La obra se presenta como una meditación visual sobre el paso del tiempo, en el cuadro, las formas geométricas no son solo figuras, sino testigos de una historia profunda y arcaica. Estas formas, con sus texturas desgastadas, evocan la superficie de paredes descascaradas que han soportado el embate de los siglos, como si el lienzo mismo contuviera la huella de los días perdidos y la memoria de un mundo olvidado. Los colores terracota y amarillo se despliegan con una calidez que parece emanada directamente de la tierra, mezclándose y contrastando con una sutileza que refleja tanto la energía primordial, como la serenidad del tiempo que fluye.

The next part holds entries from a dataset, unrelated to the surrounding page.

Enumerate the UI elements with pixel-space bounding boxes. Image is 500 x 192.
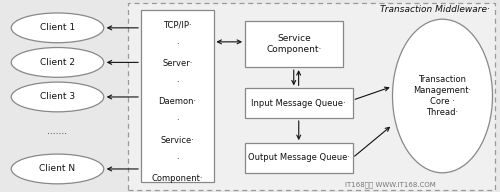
Ellipse shape (11, 47, 104, 77)
Text: Server·: Server· (162, 59, 192, 68)
Text: Client 3: Client 3 (40, 93, 75, 101)
Text: Output Message Queue·: Output Message Queue· (248, 153, 350, 162)
Text: ·: · (176, 40, 178, 49)
Text: Component·: Component· (152, 174, 203, 183)
Bar (141, 10, 214, 182)
Bar (245, 21, 342, 67)
Text: Service
Component·: Service Component· (266, 34, 322, 54)
Text: .......: ....... (48, 127, 68, 136)
Ellipse shape (11, 82, 104, 112)
Text: IT168网站 WWW.IT168.COM: IT168网站 WWW.IT168.COM (344, 182, 436, 188)
Text: ·: · (176, 78, 178, 87)
Text: ·: · (176, 117, 178, 125)
Text: Client 2: Client 2 (40, 58, 75, 67)
Text: Client 1: Client 1 (40, 23, 75, 32)
Text: Transaction Middleware·: Transaction Middleware· (380, 5, 490, 14)
Ellipse shape (11, 154, 104, 184)
Text: Client N: Client N (40, 165, 76, 173)
Text: Daemon·: Daemon· (158, 97, 196, 106)
Ellipse shape (392, 19, 492, 173)
Text: Input Message Queue·: Input Message Queue· (252, 99, 346, 108)
Bar (245, 88, 352, 118)
Text: Service·: Service· (160, 136, 194, 145)
Text: Transaction
Management·
Core ·
Thread·: Transaction Management· Core · Thread· (414, 75, 472, 117)
Ellipse shape (11, 13, 104, 43)
Bar (245, 143, 352, 173)
Bar (128, 3, 495, 190)
Text: TCP/IP·: TCP/IP· (163, 21, 192, 29)
Text: ·: · (176, 155, 178, 164)
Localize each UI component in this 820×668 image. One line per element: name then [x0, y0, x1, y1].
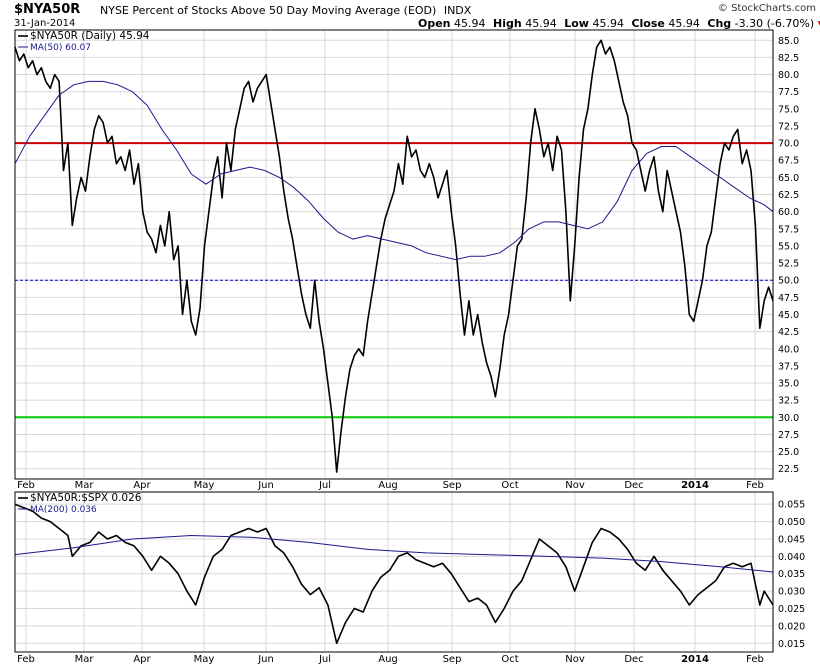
y-tick-label: 55.0 — [778, 241, 799, 252]
x-tick-label: Jul — [318, 480, 331, 491]
y-tick-label: 80.0 — [778, 70, 799, 81]
exchange-text: INDX — [443, 4, 472, 17]
x-tick-label: Apr — [133, 480, 151, 491]
moving-average-line — [14, 535, 774, 573]
y-tick-label: 57.5 — [778, 224, 799, 235]
y-tick-label: 40.0 — [778, 344, 799, 355]
y-tick-label: 30.0 — [778, 413, 799, 424]
x-tick-label: Dec — [624, 480, 643, 491]
x-tick-label: Jun — [257, 654, 274, 665]
chg-label: Chg — [707, 17, 732, 30]
x-tick-label: 2014 — [681, 654, 709, 665]
x-tick-label: Feb — [17, 480, 35, 491]
ohlc-readout: Open 45.94 High 45.94 Low 45.94 Close 45… — [418, 17, 820, 30]
ratio-panel: Feb Mar Apr May Jun Jul Aug Sep Oct Nov Dec 2014 Feb… — [14, 491, 805, 665]
x-tick-label: Sep — [443, 480, 462, 491]
high-value: 45.94 — [525, 17, 557, 30]
symbol-title: $NYA50R — [14, 2, 81, 17]
brand-logo: © StockCharts.com — [717, 3, 816, 14]
x-tick-label: Aug — [378, 480, 398, 491]
x-tick-label: Feb — [746, 654, 764, 665]
y-tick-label: 0.050 — [778, 517, 805, 528]
legend-entry: $NYA50R:$SPX 0.026 — [30, 492, 142, 504]
close-value: 45.94 — [668, 17, 700, 30]
y-tick-label: 37.5 — [778, 361, 799, 372]
x-tick-label: Oct — [501, 654, 518, 665]
y-tick-label: 52.5 — [778, 259, 799, 270]
y-tick-label: 0.045 — [778, 534, 805, 545]
open-label: Open — [418, 17, 451, 30]
low-value: 45.94 — [592, 17, 624, 30]
y-tick-label: 42.5 — [778, 327, 799, 338]
x-tick-label: Aug — [378, 654, 398, 665]
open-value: 45.94 — [454, 17, 486, 30]
chart-description: NYSE Percent of Stocks Above 50 Day Movi… — [100, 4, 471, 17]
x-tick-label: Feb — [746, 480, 764, 491]
y-tick-label: 0.025 — [778, 604, 805, 615]
low-label: Low — [564, 17, 589, 30]
y-tick-label: 77.5 — [778, 87, 799, 98]
x-tick-label: Mar — [75, 654, 95, 665]
y-tick-label: 0.015 — [778, 639, 805, 650]
x-tick-label: Apr — [133, 654, 151, 665]
down-arrow-icon: ▼ — [818, 20, 820, 30]
date-label: 31-Jan-2014 — [14, 18, 76, 29]
y-tick-label: 65.0 — [778, 173, 799, 184]
y-tick-label: 72.5 — [778, 121, 799, 132]
y-tick-label: 60.0 — [778, 207, 799, 218]
y-tick-label: 22.5 — [778, 464, 799, 475]
x-tick-label: 2014 — [681, 480, 709, 491]
y-tick-label: 62.5 — [778, 190, 799, 201]
x-tick-label: Jun — [257, 480, 274, 491]
panel-frame — [14, 491, 774, 653]
y-tick-label: 45.0 — [778, 310, 799, 321]
x-tick-label: May — [194, 654, 215, 665]
y-tick-label: 75.0 — [778, 104, 799, 115]
y-tick-label: 27.5 — [778, 430, 799, 441]
x-tick-label: Mar — [75, 480, 95, 491]
high-label: High — [493, 17, 522, 30]
x-tick-label: Dec — [624, 654, 643, 665]
legend-entry: MA(200) 0.036 — [30, 505, 97, 515]
x-tick-label: Nov — [565, 654, 585, 665]
x-tick-label: Jul — [318, 654, 331, 665]
legend-entry: $NYA50R (Daily) 45.94 — [30, 30, 150, 42]
price-series-line — [14, 39, 774, 473]
x-tick-label: Feb — [17, 654, 35, 665]
x-tick-label: Nov — [565, 480, 585, 491]
chg-value: -3.30 (-6.70%) — [734, 17, 815, 30]
y-tick-label: 0.035 — [778, 569, 805, 580]
y-tick-label: 35.0 — [778, 379, 799, 390]
x-tick-label: Sep — [443, 654, 462, 665]
description-text: NYSE Percent of Stocks Above 50 Day Movi… — [100, 4, 437, 17]
x-tick-label: Oct — [501, 480, 518, 491]
y-tick-label: 0.030 — [778, 587, 805, 598]
y-tick-label: 0.040 — [778, 552, 805, 563]
main-panel: Feb Mar Apr May Jun Jul Aug Sep Oct Nov Dec 2014 Feb… — [14, 29, 799, 491]
y-tick-label: 25.0 — [778, 447, 799, 458]
y-tick-label: 50.0 — [778, 276, 799, 287]
panel-frame — [14, 29, 774, 480]
y-tick-label: 0.020 — [778, 621, 805, 632]
moving-average-line — [14, 80, 774, 261]
y-tick-label: 82.5 — [778, 53, 799, 64]
legend-entry: MA(50) 60.07 — [30, 43, 91, 53]
y-tick-label: 0.055 — [778, 500, 805, 511]
y-tick-label: 67.5 — [778, 156, 799, 167]
close-label: Close — [631, 17, 665, 30]
y-tick-label: 32.5 — [778, 396, 799, 407]
y-tick-label: 47.5 — [778, 293, 799, 304]
y-tick-label: 85.0 — [778, 36, 799, 47]
y-tick-label: 70.0 — [778, 139, 799, 150]
x-tick-label: May — [194, 480, 215, 491]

En medio de esta textura etérea, destaca la figura única de un ser antediluviano, una presencia casi mítica, cuyo contorno se pierde parcialmente entre las texturas de la obra, como si fuera un espectro antiguo que observa en silencio la transformación del mundo que lo rodea. Su postura parece evocadora, inmóvil y contemplativa, como el testigo de todo lo que ha sido, lo que es y lo que ya no será. Este ser no solo está presente físicamente, sino que parece ser la personificación de la memoria, de lo que ha resistido el paso de los años, simbolizando la erosión del tiempo.
La base de la obra, como un sutil telón de fondo, permite que los detalles de la composición respiren con libertad, sin restar protagonismo a la figura central y a cada trazo. La obra, en su totalidad, juega con una sensación de lentitud, como si cada elemento estuviera suspendido en el tiempo, invitando al espectador a sumergirse en una contemplación profunda, donde la historia y el presente se entrelazan en un ciclo sin fin.